January 12, 2007
High prices boost US new-crop wheat acreage
A surge in wheat futures to 10-year highs last fall encouraged US farmers to plant more winter wheat than the previous year, grain analysts said.
The USDA is scheduled to issue today its first acreage estimates of the 2007-08 winter wheat crop, to be harvested in the spring of 2007 and marketed over the following year.
The average estimate among analysts surveyed by Reuters for US winter wheat plantings was 44.1 million acres, up about 9 percent from year-ago seedings of 40.6 million acres.

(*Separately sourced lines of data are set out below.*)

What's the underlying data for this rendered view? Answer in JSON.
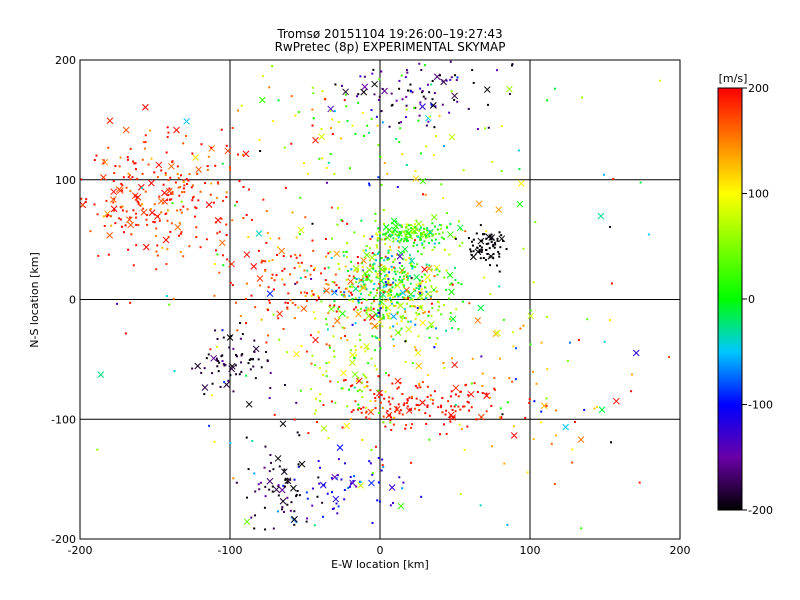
{
  "chart_data": {
    "type": "scatter",
    "title_lines": [
      "Tromsø 20151104 19:26:00–19:27:43",
      "RwPretec (8p) EXPERIMENTAL SKYMAP"
    ],
    "xlabel": "E-W location [km]",
    "ylabel": "N-S location [km]",
    "xlim": [
      -200,
      200
    ],
    "ylim": [
      -200,
      200
    ],
    "xticks": [
      -200,
      -100,
      0,
      100,
      200
    ],
    "yticks": [
      -200,
      -100,
      0,
      100,
      200
    ],
    "xtick_labels": [
      "-200",
      "-100",
      "0",
      "100",
      "200"
    ],
    "ytick_labels": [
      "-200",
      "-100",
      "0",
      "100",
      "200"
    ],
    "grid": true,
    "markers": [
      "dot",
      "x"
    ],
    "colorbar": {
      "label": "[m/s]",
      "range": [
        -200,
        200
      ],
      "ticks": [
        -200,
        -100,
        0,
        100,
        200
      ],
      "tick_labels": [
        "-200",
        "-100",
        "0",
        "100",
        "200"
      ],
      "colors": [
        "#000000",
        "#6a00a8",
        "#0000ff",
        "#00c8ff",
        "#00ff00",
        "#ffff00",
        "#ff0000"
      ]
    },
    "clusters": [
      {
        "x": 8,
        "y": 10,
        "sx": 20,
        "sy": 22,
        "n": 520,
        "v_mean": 40,
        "v_spread": 110
      },
      {
        "x": 22,
        "y": 55,
        "sx": 14,
        "sy": 6,
        "n": 140,
        "v_mean": 30,
        "v_spread": 60
      },
      {
        "x": 26,
        "y": -88,
        "sx": 34,
        "sy": 10,
        "n": 150,
        "v_mean": 195,
        "v_spread": 15
      },
      {
        "x": -150,
        "y": 85,
        "sx": 32,
        "sy": 28,
        "n": 280,
        "v_mean": 185,
        "v_spread": 45
      },
      {
        "x": -55,
        "y": 15,
        "sx": 30,
        "sy": 25,
        "n": 160,
        "v_mean": 175,
        "v_spread": 60
      },
      {
        "x": 72,
        "y": 45,
        "sx": 6,
        "sy": 8,
        "n": 70,
        "v_mean": -200,
        "v_spread": 5
      },
      {
        "x": -100,
        "y": -55,
        "sx": 14,
        "sy": 14,
        "n": 70,
        "v_mean": -190,
        "v_spread": 25
      },
      {
        "x": 25,
        "y": 175,
        "sx": 25,
        "sy": 16,
        "n": 100,
        "v_mean": -170,
        "v_spread": 60
      },
      {
        "x": -20,
        "y": -155,
        "sx": 18,
        "sy": 14,
        "n": 60,
        "v_mean": -110,
        "v_spread": 40
      },
      {
        "x": -65,
        "y": -160,
        "sx": 14,
        "sy": 25,
        "n": 70,
        "v_mean": -190,
        "v_spread": 30
      },
      {
        "x": -20,
        "y": -60,
        "sx": 18,
        "sy": 22,
        "n": 70,
        "v_mean": 60,
        "v_spread": 60
      },
      {
        "x": 60,
        "y": -70,
        "sx": 50,
        "sy": 40,
        "n": 90,
        "v_mean": 150,
        "v_spread": 80
      },
      {
        "x": -20,
        "y": 140,
        "sx": 45,
        "sy": 30,
        "n": 90,
        "v_mean": 60,
        "v_spread": 110
      },
      {
        "x": 0,
        "y": 0,
        "sx": 110,
        "sy": 110,
        "n": 170,
        "v_mean": 0,
        "v_spread": 200
      }
    ]
  }
}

Farmers seeded the bulk of the winter crop in September and October, when the CBOT wheat futures rose in response to a drawdown in world wheat stocks and a major drought in Australia, the world's no. 3 exporter.
Some US growers forward-sold a portion of their 2007 crop as CBOT wheat futures for July 2007 delivery climbed above US$4.50 a bushel, eventually reaching a contract high of US$5.09 on Nov 27.
In addition to the acreage forecast, the USDA would also update its estimate of old-crop wheat ending stocks for 2006-07, and report on Dec 1 grain stocks.
Analysts expected the government to raise its estimate of 2006-07 US wheat ending stocks to 458 million bushels, up from 438 million in December. The increase reflects poor export demand for US wheat, despite crop shortfalls in the Southern Hemisphere due to drought.
The average trade estimate of US wheat stocks held by farmers and commercial grain firms as of Dec 1, 2006, was 1.315 billion bushels, down from 1.429 billion a year ago.